Beitrag von BlueMonday »

Liegestuhl hat geschrieben:(26 Apr 2021, 16:09)

Wem glaubst du denn mit einem Gesetz zu helfen? Glaubst du, Juden, die ihre Kinder beschneiden lassen wollen, würden es plötzlich lassen, weil die aufrechten Deutschen es so wollen?

Veränderungen bezüglich Beschneidungen müssen aus der jüdischen und der muslimischen Community kommen. Mit Gesetzen wirst du allenfalls gegenseitiges Misstrauen zwischen Juden, Muslimen und "den Deutschen" schüren. Fronten werden sich verhärten und das ist keine Grundlage für Verständnis oder einem kritischen Hinterfragen.
Da hast du mcih missverstanden.
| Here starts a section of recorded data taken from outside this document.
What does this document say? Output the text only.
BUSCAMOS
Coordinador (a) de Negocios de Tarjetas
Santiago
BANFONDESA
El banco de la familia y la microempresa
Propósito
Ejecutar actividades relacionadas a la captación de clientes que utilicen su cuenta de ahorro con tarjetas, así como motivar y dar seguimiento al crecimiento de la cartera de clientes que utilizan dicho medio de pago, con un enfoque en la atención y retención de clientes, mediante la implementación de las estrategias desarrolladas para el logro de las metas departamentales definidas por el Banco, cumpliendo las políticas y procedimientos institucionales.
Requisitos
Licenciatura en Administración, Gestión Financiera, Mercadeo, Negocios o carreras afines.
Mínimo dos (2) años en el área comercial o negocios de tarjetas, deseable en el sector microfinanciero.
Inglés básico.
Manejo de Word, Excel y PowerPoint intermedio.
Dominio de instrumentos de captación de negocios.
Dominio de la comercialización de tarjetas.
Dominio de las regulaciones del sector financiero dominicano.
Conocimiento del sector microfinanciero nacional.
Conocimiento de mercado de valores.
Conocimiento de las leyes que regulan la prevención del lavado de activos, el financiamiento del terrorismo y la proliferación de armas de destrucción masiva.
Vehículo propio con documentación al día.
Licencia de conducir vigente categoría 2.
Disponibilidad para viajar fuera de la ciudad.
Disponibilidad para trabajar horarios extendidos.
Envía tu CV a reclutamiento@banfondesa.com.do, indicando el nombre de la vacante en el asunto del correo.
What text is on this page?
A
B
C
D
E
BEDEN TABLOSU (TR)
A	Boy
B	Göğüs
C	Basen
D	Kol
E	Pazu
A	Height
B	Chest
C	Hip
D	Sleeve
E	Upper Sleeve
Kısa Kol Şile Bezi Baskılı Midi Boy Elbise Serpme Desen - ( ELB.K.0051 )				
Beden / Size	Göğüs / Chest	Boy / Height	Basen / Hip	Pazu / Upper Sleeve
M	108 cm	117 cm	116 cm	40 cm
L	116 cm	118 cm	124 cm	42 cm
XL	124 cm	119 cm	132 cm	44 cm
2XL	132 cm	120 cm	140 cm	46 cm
Ich will da niemanden bevorzugt in dieser Sache "helfen".
Mir geht es elementar um die Frage, wie weit ein Staatswesen in "persönliche Angelegenheiten" faktisch reicht, also sich herausnimmt zu intervenieren, und wie es zu dieser Macht zum Eingriff kam. Die Intervention ist ja an der Tagesordnung, auch durchaus unter Applaus von Teilen des Publikums ("Staatsvolk"). Und das "Gewaltmonopol" des Staates schreckt ja nicht sofort zurück, nur weil es Widerstand oder "Frontenbildungen" befürchtet. Die ganze Pointe der Staatsgewalt ist es ja gerade sich gegen Widerstände durchzusetzen (und den möglichen Widerstand im Vorfeld weitgehend zu entwaffnen).

Nun kann man es sich bequem machen und sagen: Alles, was "das Recht"(die Legislative) positiv setzt (zum "Gesetz" macht), ist auch richtig/recht bzw. nicht zu beanstanden, zumindest klaglos zu befolgen, so wie es etwa neulich der grüne Kretschmann vom dt. Staatsvolk ernstlich einforderte.
Und da kann einestages eine bislang nicht verbotene, ungestrafte, bis dato für das "öffentliche Interesse" belanglose Handlung plötzlich unter Strafe stehen. Das passiert ja immer wieder, dass sich die Gesetzeslage eines Staates ändert. Das ist ja geradezu der Arbeitsnachweis der sog. Legislative, die Gesetzeslage immer wieder zu ändern. Da ist es nun nebensächlich, wer sich und warum durch diese Änderung "geholfen" sieht. Offenbar gab es ja Motive zur Änderung.
Inwiefern "hilft" es dir bspw., wenn irgendein Straftäter für seine Straftat bestraft wird? Mna könnte es ja auch lassen.

Mit Abstand betrachtet bleibt eine Machtkonstellation übrig, die den Eingriff möglich macht oder auch verhindert. Also wenn du dich einestages einer Intervention gegenübersiehst(man hindert durch Strafandrohung an einer Handlung), dann ist es das Letzte, was dir zu diesem späten Zeitpunkt noch hilft zu fragen: "Was geht es euch überhaupt an?" Offenbar so einiges, wenn man so weit gekommen ist. Man hat es sich herausgenommen und du bist offensichtlich machtlos dagegen.
Das wäre ja eine Frage, die grundsätzlich immer zu stellen wäre. Die ganze politische Sphäre besteht ja aus nichts anderem als den Eingriff in persönliche Angelegenheiten. Man macht eine private Sache zur öffentlichen Sache. "Das Private ist das Politische." Und die Entscheidungsräume vergrößern sich zusehends.
Die Büchse der Pandorra ist praktisch geöffnet mit der ersten "öffentlichen Angelegenheit". Und so wird auch die rituell versehrte Kindervorhaut immer wieder zu einer öffentlichen Angelegenheit. Die eigentliche Politik("public choice") spielt sich immer im Vorfeld des positiven Rechts ab, sonst würde sich das Recht ja praktisch nie ändern. Der entscheidende Impuls kommt immer von außerhalb des Rechts. Letztlich geht es um die Gestaltung der Welt. Der Liberale lässt möglichst viele Privatparzellen übrig ("private choice"). Der Kollektivtist, der Etatist will diese Gartenzäune überwinden und mitbestimmen, was im Garten wächst oder weggeschnitten wird...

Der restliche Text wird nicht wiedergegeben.